Old Geezers Out to Lunch

Old Geezers Out to Lunch
The Geezers Emeritus through history: The Mathematician™, Dr. Golf™, The Professor™, and Mercurious™

Sunday, February 8, 2015

Vaccination Vascillation

Traveling on business with a friend and colleague, the subject of vaccination against various public health threats came up in conversation. My colleague and her husband, I learned, had chosen not to receive influenza vaccinations this year, after many years of following the advice of the health-care community in religiously being inoculated against flu.

The reason?  The previous year, her husband had developed a frightening serious of symptoms that turned out to be Bell's Palsy.  It was, they learned, a well-established and well-documented, albeit rare, reaction to vaccination in some people.

I do not believe that public vaccination is the cause of widespread autism in this country, as a notable group of parents (and some celebrities) believe. The fact that so many parents believe so and are not vaccinating their kids is almost certainly the reason we are facing a mild outbreak of measles right now. My kids were of course vaccinated against all those various illnesses, as are most school age kids today.

A right of passage for Geezers in their youth. 
But  I don't believe you can compel people to accept medical treatment against their will. And I do worry, sometimes, about our hysteria regarding illnesses that most of us Geezers thought of as simple facts of childhood. As a kid, many if not most of us went through measles (both "German" and sometimes the "red" or "hard" measles), mumps, chicken pox. Once you had them, you were free of them for life. In fact, in some cases (chicken pox), parents actually encouraged kids to get infected so as to get the illness out of the way before adulthood, when the effects could be more severe.

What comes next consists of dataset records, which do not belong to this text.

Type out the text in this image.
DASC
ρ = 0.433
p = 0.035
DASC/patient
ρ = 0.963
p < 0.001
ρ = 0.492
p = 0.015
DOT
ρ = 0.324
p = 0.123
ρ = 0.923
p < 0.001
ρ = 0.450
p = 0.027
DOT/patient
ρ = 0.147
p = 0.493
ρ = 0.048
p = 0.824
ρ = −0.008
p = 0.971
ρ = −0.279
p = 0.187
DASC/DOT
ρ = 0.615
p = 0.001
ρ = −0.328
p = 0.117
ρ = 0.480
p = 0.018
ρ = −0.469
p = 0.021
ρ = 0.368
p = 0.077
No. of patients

I recall instances where parents would send their kids to play with other kids who had chicken pox, seeking the inoculation that occurs naturally when a body fights off an illness.

These days, we treat these illnesses as though they are bubonic plague, and I wonder, really, if biologically we are doing ourselves any favor by preventing our bodies from going through them. I wonder if our kids are perhaps too tender and might actually be sturdier if their bodies had fought through the routine illnesses we all did as kids. Among my working staff, I'm frequently struck by how some young workers have so little stamina and grit when it comes to working through minor problems. They are so unused to physical malady of any kind that a simple headache can utterly incapacitate them.

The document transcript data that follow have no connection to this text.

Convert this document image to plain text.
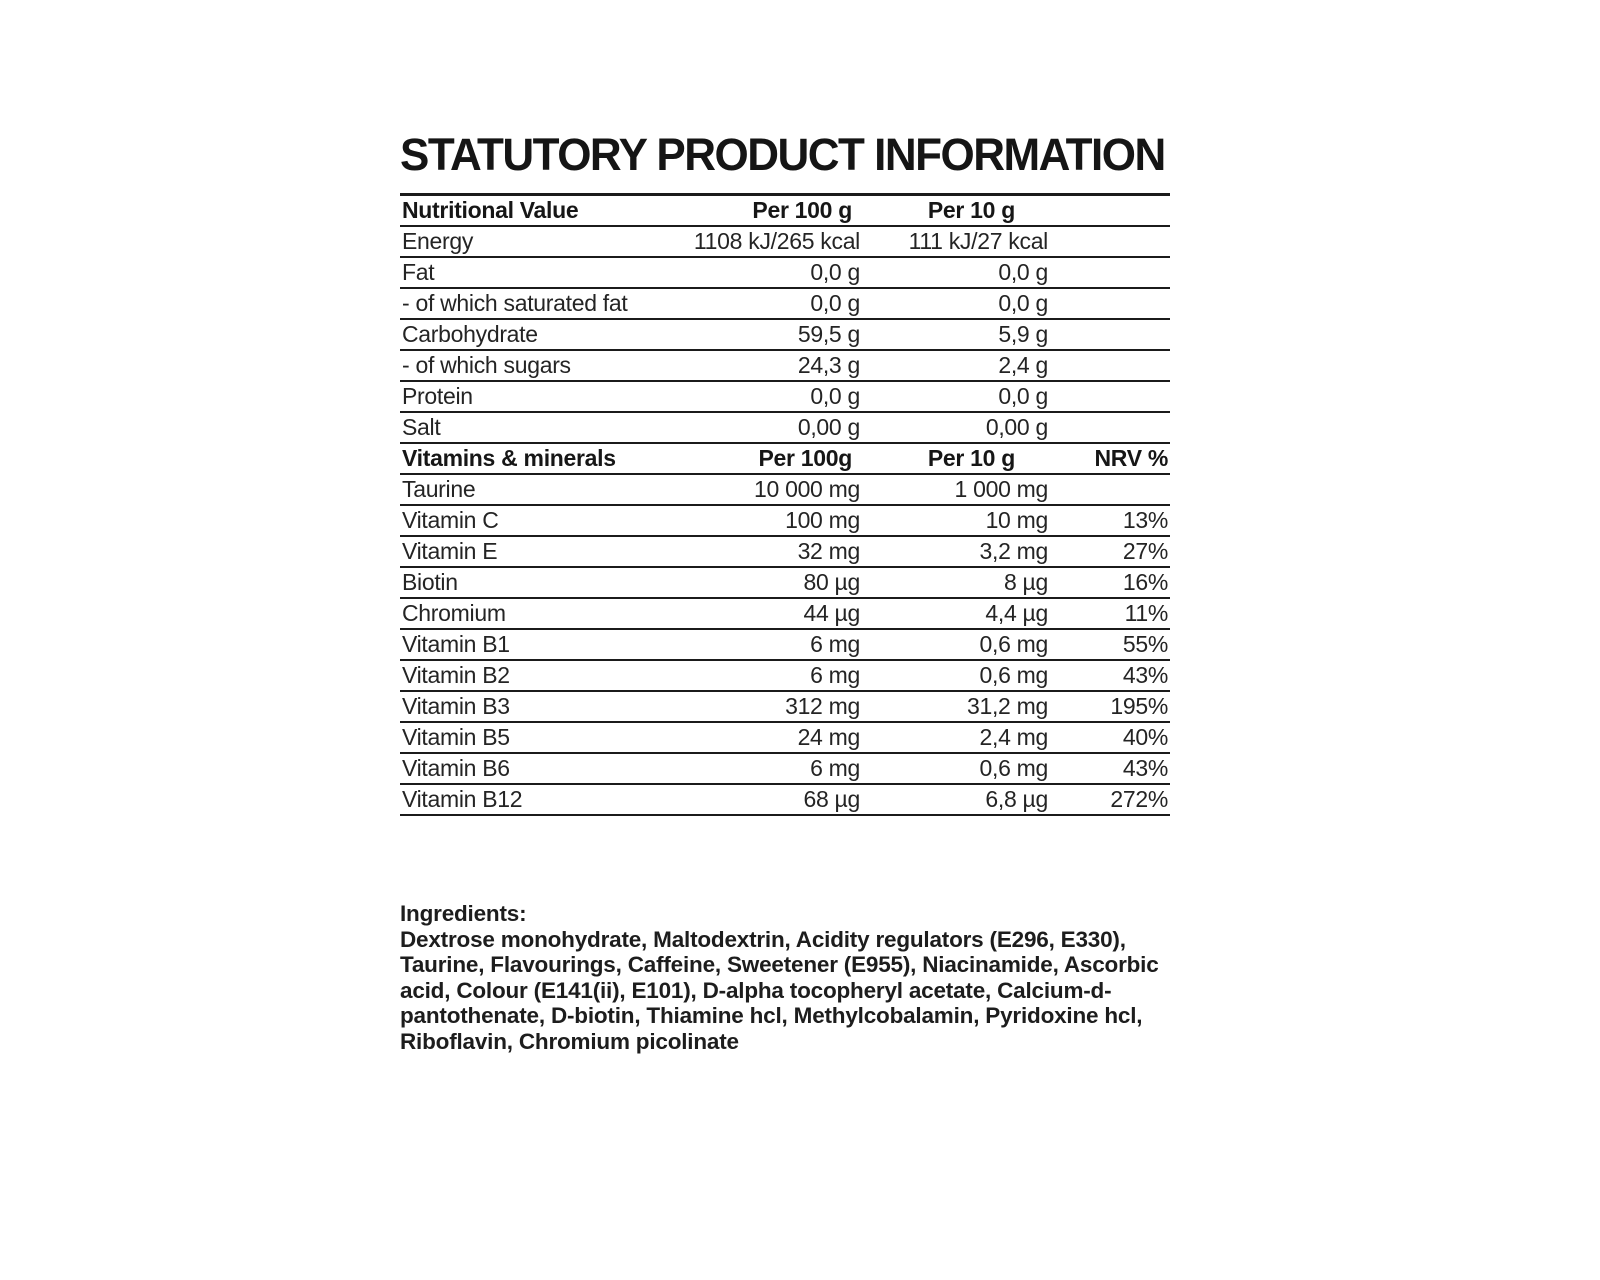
STATUTORY PRODUCT INFORMATION
Nutritional Value	Per 100 g	Per 10 g
Energy	1108 kJ/265 kcal 111 kJ/27 kcal
Fat	0,0 g	0,0 g
- of which saturated fat	0,0 g	0,0 g
Carbohydrate	59,5 g	5,9 g
- of which sugars	24,3 g	2,4 g
Protein	0,0 g	0,0 g
Salt	0,00 g	0,00 g
Vitamins & minerals	Per 100g	Per 10 g	NRV %
Taurine	10 000 mg	1 000 mg
Vitamin C	100 mg	10 mg	13%
Vitamin E	32 mg	3,2 mg	27%
Biotin	80 µg	8 µg	16%
Chromium	44 µg	4,4 µg	11%
Vitamin B1	6 mg	0,6 mg	55%
Vitamin B2	6 mg	0,6 mg	43%
Vitamin B3	312 mg	31,2 mg	195%
Vitamin B5	24 mg	2,4 mg	40%
Vitamin B6	6 mg	0,6 mg	43%
Vitamin B12	68 µg	6,8 µg	272%
Ingredients:
Dextrose monohydrate, Maltodextrin, Acidity regulators (E296, E330), Taurine, Flavourings, Caffeine, Sweetener (E955), Niacinamide, Ascorbic acid, Colour (E141(ii), E101), D-alpha tocopheryl acetate, Calcium-d-pantothenate, D-biotin, Thiamine hcl, Methylcobalamin, Pyridoxine hcl, Riboflavin, Chromium picolinate
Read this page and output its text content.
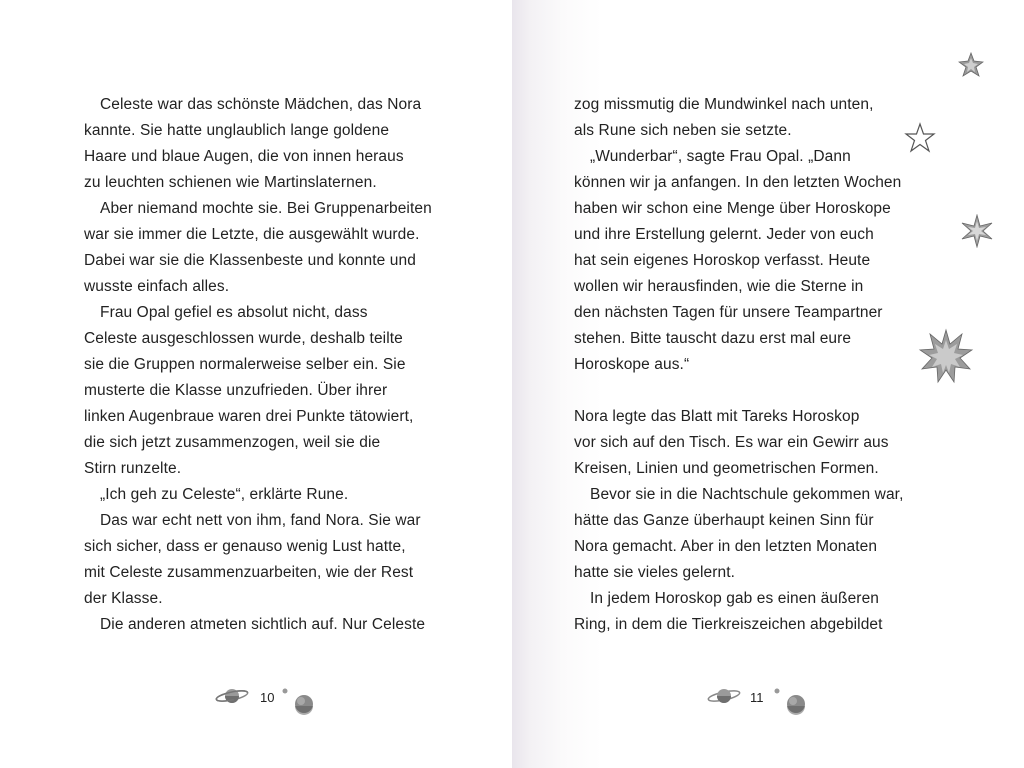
Celeste war das schönste Mädchen, das Nora
kannte. Sie hatte unglaublich lange goldene
Haare und blaue Augen, die von innen heraus
zu leuchten schienen wie Martinslaternen.
Aber niemand mochte sie. Bei Gruppenarbeiten
war sie immer die Letzte, die ausgewählt wurde.
Dabei war sie die Klassenbeste und konnte und
wusste einfach alles.
Frau Opal gefiel es absolut nicht, dass
Celeste ausgeschlossen wurde, deshalb teilte
sie die Gruppen normalerweise selber ein. Sie
musterte die Klasse unzufrieden. Über ihrer
linken Augenbraue waren drei Punkte tätowiert,
die sich jetzt zusammenzogen, weil sie die
Stirn runzelte.
„Ich geh zu Celeste“, erklärte Rune.
Das war echt nett von ihm, fand Nora. Sie war
sich sicher, dass er genauso wenig Lust hatte,
mit Celeste zusammenzuarbeiten, wie der Rest
der Klasse.
Die anderen atmeten sichtlich auf. Nur Celeste
10
zog missmutig die Mundwinkel nach unten,
als Rune sich neben sie setzte.
„Wunderbar“, sagte Frau Opal. „Dann
können wir ja anfangen. In den letzten Wochen
haben wir schon eine Menge über Horoskope
und ihre Erstellung gelernt. Jeder von euch
hat sein eigenes Horoskop verfasst. Heute
wollen wir herausfinden, wie die Sterne in
den nächsten Tagen für unsere Teampartner
stehen. Bitte tauscht dazu erst mal eure
Horoskope aus.“
Nora legte das Blatt mit Tareks Horoskop
vor sich auf den Tisch. Es war ein Gewirr aus
Kreisen, Linien und geometrischen Formen.
Bevor sie in die Nachtschule gekommen war,
hätte das Ganze überhaupt keinen Sinn für
Nora gemacht. Aber in den letzten Monaten
hatte sie vieles gelernt.
In jedem Horoskop gab es einen äußeren
Ring, in dem die Tierkreiszeichen abgebildet
11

A difficult question. A physician friend pointed out that back in the day a certain percentage of measles victims died or developed very serious conditions when they had the illness—far more as a percentage than those today who have serious reactions to vaccinations. As a matter of overall statistical public health, vaccinations make sense.  And I do recall as a kid that there were friends for whom chicken pox was so severe as to leave them with permanent scarring. And would you suggest, my friend asked, that people should also fight their way through small pox if that disease were to crop up again?

And as was also pointed out, it's not clear what Geezer conditions might be related to those childhood illnesses we all went through.  What if we find out that heart valve problems, Alzheimer's disease, or other serious maladies are long-term consequences of our having had measles or mumps as kids?  The jury is simply not in on such possibilities.

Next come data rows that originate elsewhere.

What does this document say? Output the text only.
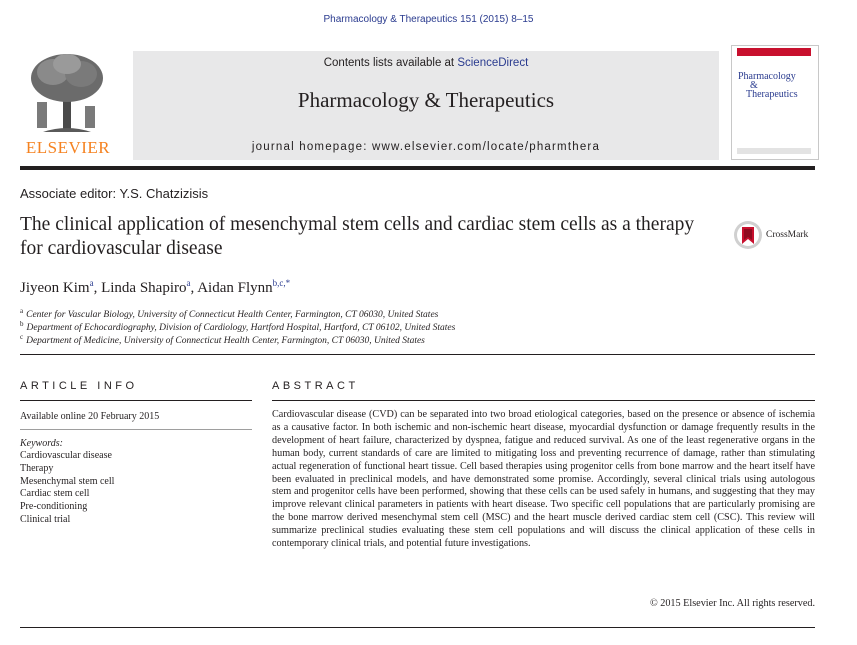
Pharmacology & Therapeutics 151 (2015) 8–15
ELSEVIER
Contents lists available at ScienceDirect
Pharmacology & Therapeutics
journal homepage: www.elsevier.com/locate/pharmthera
Pharmacology
&
Therapeutics
Associate editor: Y.S. Chatzizisis
The clinical application of mesenchymal stem cells and cardiac stem cells as a therapy for cardiovascular disease
CrossMark
Jiyeon Kim$^a$, Linda Shapiro$^a$, Aidan Flynn$^{b,c,*}$
$^a$ Center for Vascular Biology, University of Connecticut Health Center, Farmington, CT 06030, United States
$^b$ Department of Echocardiography, Division of Cardiology, Hartford Hospital, Hartford, CT 06102, United States
$^c$ Department of Medicine, University of Connecticut Health Center, Farmington, CT 06030, United States
ARTICLE INFO
Available online 20 February 2015
Keywords:
Cardiovascular disease
Therapy
Mesenchymal stem cell
Cardiac stem cell
Pre-conditioning
Clinical trial
ABSTRACT
Cardiovascular disease (CVD) can be separated into two broad etiological categories, based on the presence or absence of ischemia as a causative factor. In both ischemic and non-ischemic heart disease, myocardial dysfunction or damage frequently results in the development of heart failure, characterized by dyspnea, fatigue and reduced survival. As one of the least regenerative organs in the human body, current standards of care are limited to mitigating loss and preventing recurrence of damage, rather than stimulating actual regeneration of functional heart tissue. Cell based therapies using progenitor cells from bone marrow and the heart itself have been evaluated in preclinical models, and have demonstrated some promise. Accordingly, several clinical trials using autologous stem and progenitor cells have been performed, showing that these cells can be used safely in humans, and suggesting that they may improve relevant clinical parameters in patients with heart disease. Two specific cell populations that are particularly promising are the bone marrow derived mesenchymal stem cell (MSC) and the heart muscle derived cardiac stem cell (CSC). This review will summarize preclinical studies evaluating these stem cell populations and will discuss the clinical application of these cells in contemporary clinical trials, and potential future investigations.
© 2015 Elsevier Inc. All rights reserved.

But I have to question the current hysteria that wants to force parents into vaccinating their kids. Liberal though I am, I do not think this is the kind of thing government can mandate. Nor do I think it is a catastrophic public health crisis if a dozen cases of measles pops up here and there. I have also heard enough compelling anecdotal stories of kids who developed frightening symptoms after vaccination, including sudden autistic like symptoms, to discount the possibility that this might occur in a few people. Parents should have the right, I think, to weigh those potential merits and risks and decide for themselves, even if their fears seem a little wacky by community standards.

I've an argument that suggests that, since we mandate things like wearing seatbelts or using child car seats, we also have a right to mandate vaccination. I'm uneasy about drawing such a parallel, since it feels like a slippery slope to begin forcing medical treatment on people.

At my last routine medical checkup, my doctor suggested that I'm at an age where I might want to consider a shingles vaccination. I'm finding this a harder decision than you might imagine.